Combining Responsible AI frameworks with business scorecards has proven to be a highly effective strategy. This integration fosters dramatic improvements in organizational AI deployment by ensuring that AI operations are not only technically sound but also align with broader business and ethical standards. According to a 2023 study by Deloitte, organizations that integrate ethical considerations into their AI frameworks see improved stakeholder trust and better long-term outcomes.

What comes next for GenAIOps?

I considered myself as one of the pioneers MLOps engineers and MLOps strategiest since I start to work in such role in 2019. What I see for GenAIOps is a fast and more complex journey when compared to MLOps.

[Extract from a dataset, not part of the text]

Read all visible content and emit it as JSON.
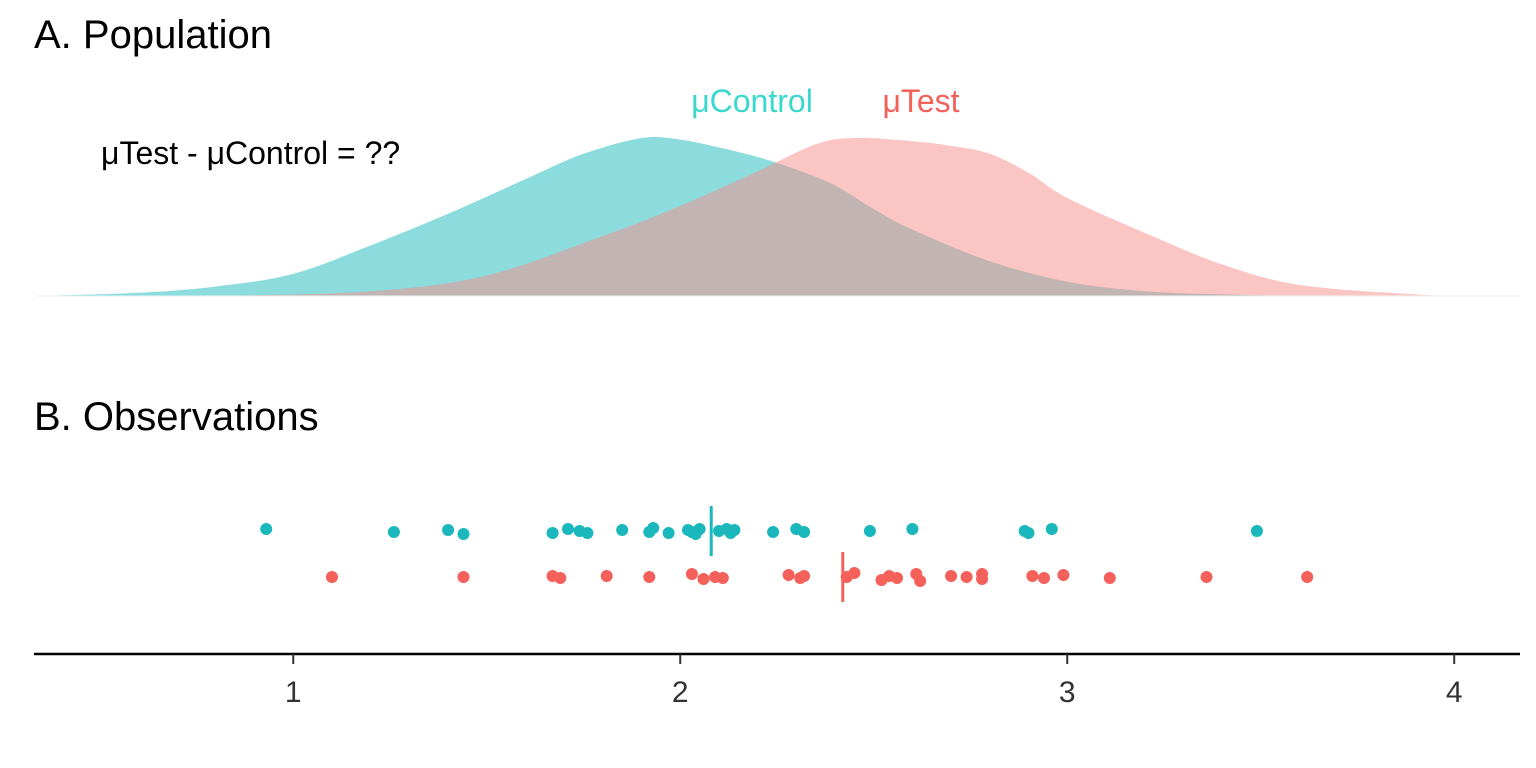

There are several efforts towards democratizing the GenAI technology, however in the costs of unstructured and agentic solutions. While the high abstraction of released solutions allow more people to experiment with the new capabilities, it also reduces the importance of fundamental quality level requirement in an operational environment like prompt engineering, exhaustive pre LLM query security guardrails, etc. For example, RAG is the most important and must-have capability that any company should have. It provides low cost, updated and business context aware capability to organizations adoption GenAI. Unfortunately, we saw several examples of Naive RAG (simple and not production ready) in media. Even in research like the poor paper RAFT released where it is not described the RAG system used to compare the results with RAG plus CoT.

Its crucial that the community have a reference and place of best practices for GenAI projects. The GenAIOps organization fosters dramatic improvements in organizational GenAI operations by ensuring that developers are not only technically sound but also align with broader business and ethical standards.